Apple kończy z wyłącznością dla iCloud. Skorzystają na tym wszyscy
Wraz z aktualizacją iOS 26.1, aplikacje firm trzecich będą mogły w końcu niezawodnie tworzyć kopie zapasowe zdjęć w tle, bez konieczności pozostawiania ich otwartych. To koniec jednego z najbardziej irytujących ograniczeń platformy mobilnej Apple.
Koniec frustracji z przesyłaniem zdjęć
Dotychczas użytkownicy iPhone'ów borykali się z poważnym problemem podczas przesyłania zdjęć do aplikacji takich jak Google Photos, Dropbox czy innych usług chmurowych. System iOS pozwalał jedynie natywnej aplikacji Zdjęcia na niezawodne tworzenie kopii zapasowych w tle.
Aplikacje firm trzecich wymagały, aby użytkownik utrzymywał je otwarte przez cały czas trwania procesu przesyłania – w przeciwnym razie proces zatrzymywał się po kilku minutach i wznawiał się dopiero po ponownym uruchomieniu aplikacji.
W praktyce oznaczało to, że zamiast normalnie korzystać z telefonu, użytkownicy musieli wpatrywać się w pasek postępu, czekając na zakończenie przesyłania. Taka sytuacja trwała latami, pomimo licznych skarg użytkowników.

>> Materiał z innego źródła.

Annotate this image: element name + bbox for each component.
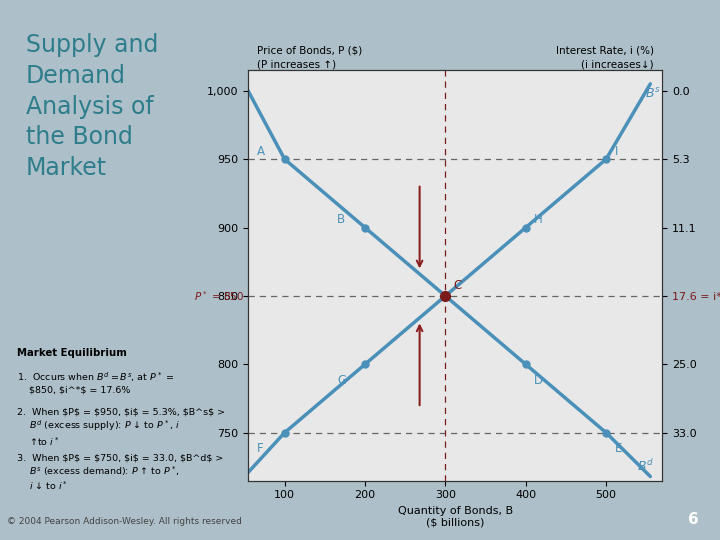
Text: (P increases ↑): (P increases ↑)	[256, 60, 336, 70]
Text: $P^*$ = 850: $P^*$ = 850	[194, 289, 244, 303]
Text: Market Equilibrium: Market Equilibrium	[17, 348, 127, 358]
X-axis label: Quantity of Bonds, B
($ billions): Quantity of Bonds, B ($ billions)	[398, 506, 513, 528]
Text: I: I	[614, 145, 618, 158]
Text: B: B	[337, 213, 346, 226]
Text: 3.  When $P$ = $750, $i$ = 33.0, $B^d$ >
    $B^s$ (excess demand): $P$ ↑ to $P^: 3. When $P$ = $750, $i$ = 33.0, $B^d$ > …	[17, 453, 223, 492]
Text: 6: 6	[688, 512, 698, 527]
Text: G: G	[337, 374, 346, 387]
Text: $B^d$: $B^d$	[636, 458, 654, 474]
Text: D: D	[534, 374, 543, 387]
Text: A: A	[257, 145, 265, 158]
Text: F: F	[257, 442, 264, 455]
Text: H: H	[534, 213, 543, 226]
Text: E: E	[614, 442, 622, 455]
Text: $B^s$: $B^s$	[644, 86, 660, 100]
Text: (i increases↓): (i increases↓)	[582, 60, 654, 70]
Text: C: C	[454, 279, 462, 292]
Text: Supply and
Demand
Analysis of
the Bond
Market: Supply and Demand Analysis of the Bond M…	[26, 33, 158, 180]
Text: 2.  When $P$ = $950, $i$ = 5.3%, $B^s$ >
    $B^d$ (excess supply): $P$ ↓ to $P^: 2. When $P$ = $950, $i$ = 5.3%, $B^s$ > …	[17, 408, 225, 448]
Text: © 2004 Pearson Addison-Wesley. All rights reserved: © 2004 Pearson Addison-Wesley. All right…	[7, 517, 242, 526]
Text: 1.  Occurs when $B^d = B^s$, at $P^*$ =
    $850, $i^*$ = 17.6%: 1. Occurs when $B^d = B^s$, at $P^*$ = $…	[17, 370, 174, 394]
Text: Price of Bonds, P ($): Price of Bonds, P ($)	[256, 46, 362, 56]
Text: Interest Rate, i (%): Interest Rate, i (%)	[556, 46, 654, 56]
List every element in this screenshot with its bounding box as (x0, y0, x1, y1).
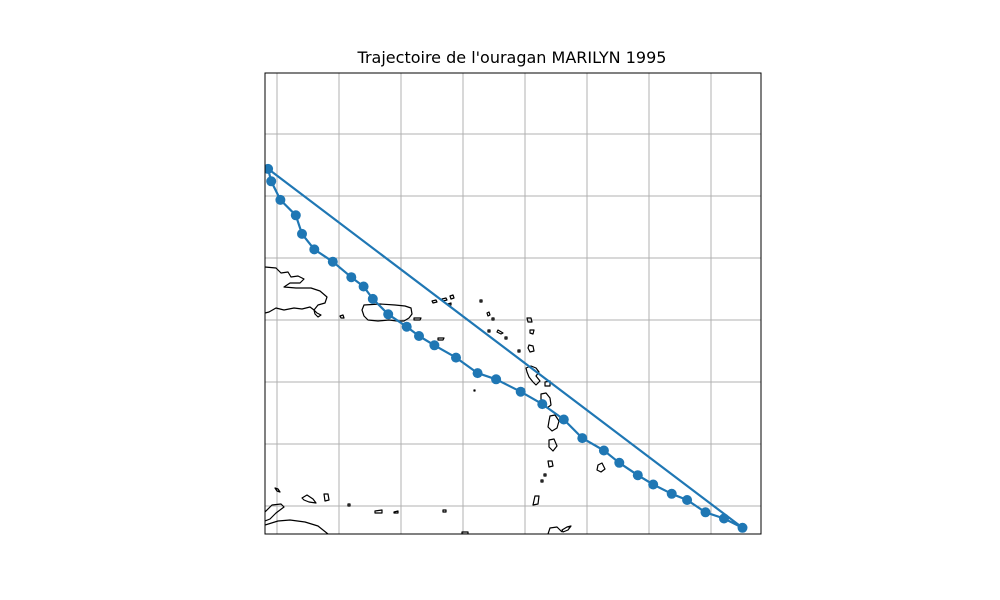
coast-st-kitts-nevis (487, 329, 508, 340)
coast-virgin-islands (431, 294, 455, 306)
chart-title: Trajectoire de l'ouragan MARILYN 1995 (357, 48, 667, 67)
coast-guajira (265, 503, 285, 522)
track-point (682, 495, 693, 505)
coast-puerto-rico (361, 303, 413, 322)
track-point (558, 414, 569, 425)
coast-anguilla (479, 299, 483, 303)
coast-bonaire (323, 493, 330, 502)
track-point (472, 368, 483, 379)
track-point (358, 281, 369, 292)
track-point (598, 445, 609, 456)
coast-montserrat (517, 349, 521, 353)
coast-st-martin (486, 311, 495, 321)
coast-small-islands (347, 389, 476, 534)
coast-barbados (596, 462, 606, 473)
track-point (451, 352, 461, 363)
map-axes (265, 73, 761, 534)
track-point (632, 470, 643, 481)
track-point (290, 210, 301, 221)
coast-antigua-barbuda (526, 317, 535, 335)
track-point (700, 507, 711, 518)
track-point (719, 513, 729, 524)
track-point (577, 433, 588, 444)
coast-curacao (301, 494, 317, 504)
coast-tobago (561, 525, 572, 533)
track-point (666, 488, 677, 499)
axes-frame (264, 72, 762, 535)
track-point (614, 457, 625, 468)
track-point (491, 374, 502, 385)
coast-mona (339, 314, 345, 319)
coast-trinidad (547, 526, 563, 534)
coast-aruba (274, 487, 281, 493)
coast-st-vincent (547, 460, 554, 468)
coast-vieques (413, 317, 422, 321)
track-point (515, 386, 526, 397)
gridlines (265, 73, 761, 534)
track-point (737, 522, 748, 533)
coast-grenada (532, 495, 540, 506)
track-point (429, 340, 440, 351)
track-point (414, 331, 424, 341)
track-point (537, 399, 548, 410)
track-point (367, 293, 378, 304)
coast-st-lucia (548, 438, 558, 452)
coast-venezuela (265, 519, 329, 534)
track-point (265, 163, 274, 174)
track-point (297, 228, 307, 239)
track-point (309, 244, 320, 255)
coastlines (265, 266, 606, 534)
hurricane-track (265, 163, 748, 533)
coast-grenadines (540, 473, 547, 483)
coast-hispaniola (265, 266, 328, 314)
track-point (327, 256, 338, 267)
track-point (266, 176, 277, 187)
track-point (383, 309, 394, 320)
coast-martinique (547, 414, 560, 432)
track-point (275, 194, 286, 205)
coast-hispaniola-tip (313, 309, 322, 318)
coast-st-croix (437, 337, 445, 341)
track-point (346, 272, 357, 283)
track-point (648, 479, 659, 490)
track-point (401, 321, 412, 332)
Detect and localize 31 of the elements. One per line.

Nowy framework PhotoKit w iOS 26.1
Apple w końcu odpowiada na te problemy, wprowadzając w iOS 26.1 nowe rozszerzenie Background Resource Upload w ramach frameworka PhotoKit. Jak podkreśla firma w swojej dokumentacji dla deweloperów: "System zarządza przesyłaniem w imieniu aplikacji i przetwarza je w tle, nawet gdy użytkownicy przełączają się na inne aplikacje lub blokują swoje urządzenia".
Nowy framework automatycznie obsługuje kluczowe aspekty procesu tworzenia kopii zapasowych: zarządzanie połączeniem sieciowym, optymalizację zużycia baterii, wybór odpowiedniego momentu na przesyłanie czy automatyczne ponawianie nieudanych prób przesłania.
iOS 26.1 jest obecnie w czwartej fazie testów beta dla deweloperów, ale powinien dotrzeć w wersji finalnej na telefony jeszcze w październiku.